Namun, meningkatnya volume teks yang ditulis oleh akal imitasi atau kecerdasan buatan juga mempersulit para pengambil keputusan utama untuk membedakan karya yang bermakna dari konten kurang bernilai.
”Pola ini amat luas, di berbagai bidang ilmu pengetahuan, dari ilmu fisika dan komputer hingga ilmu biologi dan sosial,” kata Yian Yin, assistant professor Ilmu informasi di Cornell Ann S Bowers College of Computing and Information Science, Cornell University, dikutip dari Sciencedaily, Selasa (6/1/2026).
Menurut Yian Yin, ada pergeseran besar ekosistem kita saat ini yang perlu dicermati dengan serius, terutama bagi mereka yang membuat keputusan mengenai ilmu pengetahuan apa yang harus kita dukung dan danai.
Untuk meneliti pengaruh LLMs pada penerbitan ilmiah, tim mengumpulkan lebih dari 2 juta makalah yang diposting pada Januari 2018-Juni 2024 di tiga platform pracetak utama.
Situs-situs tersebut adalah arXiv, bioRxiv, dan Social Science Research Network (SSRN), untuk mewakili ilmu fisika, ilmu hayati, dan ilmu sosial.

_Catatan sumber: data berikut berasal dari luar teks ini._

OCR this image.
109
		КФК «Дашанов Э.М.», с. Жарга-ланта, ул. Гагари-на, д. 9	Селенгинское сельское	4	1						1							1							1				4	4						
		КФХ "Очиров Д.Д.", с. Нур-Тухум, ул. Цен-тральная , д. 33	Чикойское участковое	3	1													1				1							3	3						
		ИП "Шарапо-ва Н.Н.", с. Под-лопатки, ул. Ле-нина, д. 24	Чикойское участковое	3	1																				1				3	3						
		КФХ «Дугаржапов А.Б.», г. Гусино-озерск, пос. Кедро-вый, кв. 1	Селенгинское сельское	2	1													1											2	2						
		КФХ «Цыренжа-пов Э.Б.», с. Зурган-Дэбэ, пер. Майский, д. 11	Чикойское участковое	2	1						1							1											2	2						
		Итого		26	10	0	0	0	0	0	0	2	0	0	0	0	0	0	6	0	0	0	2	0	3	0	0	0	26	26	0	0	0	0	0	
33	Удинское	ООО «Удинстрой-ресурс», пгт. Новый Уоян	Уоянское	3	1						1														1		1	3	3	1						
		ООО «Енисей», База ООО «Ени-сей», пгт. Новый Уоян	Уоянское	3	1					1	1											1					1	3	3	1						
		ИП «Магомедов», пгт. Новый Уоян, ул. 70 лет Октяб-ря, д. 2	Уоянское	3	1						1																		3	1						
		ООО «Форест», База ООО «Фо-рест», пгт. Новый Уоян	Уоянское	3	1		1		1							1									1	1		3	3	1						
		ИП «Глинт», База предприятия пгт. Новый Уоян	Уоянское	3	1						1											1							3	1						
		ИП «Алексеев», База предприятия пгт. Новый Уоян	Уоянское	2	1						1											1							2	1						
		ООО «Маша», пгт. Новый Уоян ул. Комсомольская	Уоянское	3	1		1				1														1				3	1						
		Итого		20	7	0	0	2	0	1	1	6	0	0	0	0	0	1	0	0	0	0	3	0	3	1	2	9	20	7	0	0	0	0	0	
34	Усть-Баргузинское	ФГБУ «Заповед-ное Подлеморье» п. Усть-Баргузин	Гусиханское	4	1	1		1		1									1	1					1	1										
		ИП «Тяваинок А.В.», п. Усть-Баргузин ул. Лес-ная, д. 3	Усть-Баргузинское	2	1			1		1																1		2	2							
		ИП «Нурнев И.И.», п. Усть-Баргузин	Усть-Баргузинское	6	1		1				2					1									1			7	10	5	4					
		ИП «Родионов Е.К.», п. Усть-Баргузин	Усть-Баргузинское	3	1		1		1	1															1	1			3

Situs tersebut menampung studi yang belum melalui tinjauan sejawat.
Hasil riset ini menunjukkan peningkatan produktivitas terkait penggunaan LLMs. Di arXiv, para ilmuwan yang teridentifikasi memakai LLMs memublikasikan sekitar sepertiga lebih banyak makalah daripada mereka yang tampaknya tak memakai akal imitasi atau AI. Di bioRxiv dan SSRN, peningkatannya melebihi 50 persen.
”Peningkatan terbesar terjadi pada para ilmuwan yang menulis dalam bahasa Inggris sebagai bahasa kedua dan menghadapi hambatan tambahan saat mengomunikasikan karya teknis dalam bahasa asing,” kata Yin, menambahkan.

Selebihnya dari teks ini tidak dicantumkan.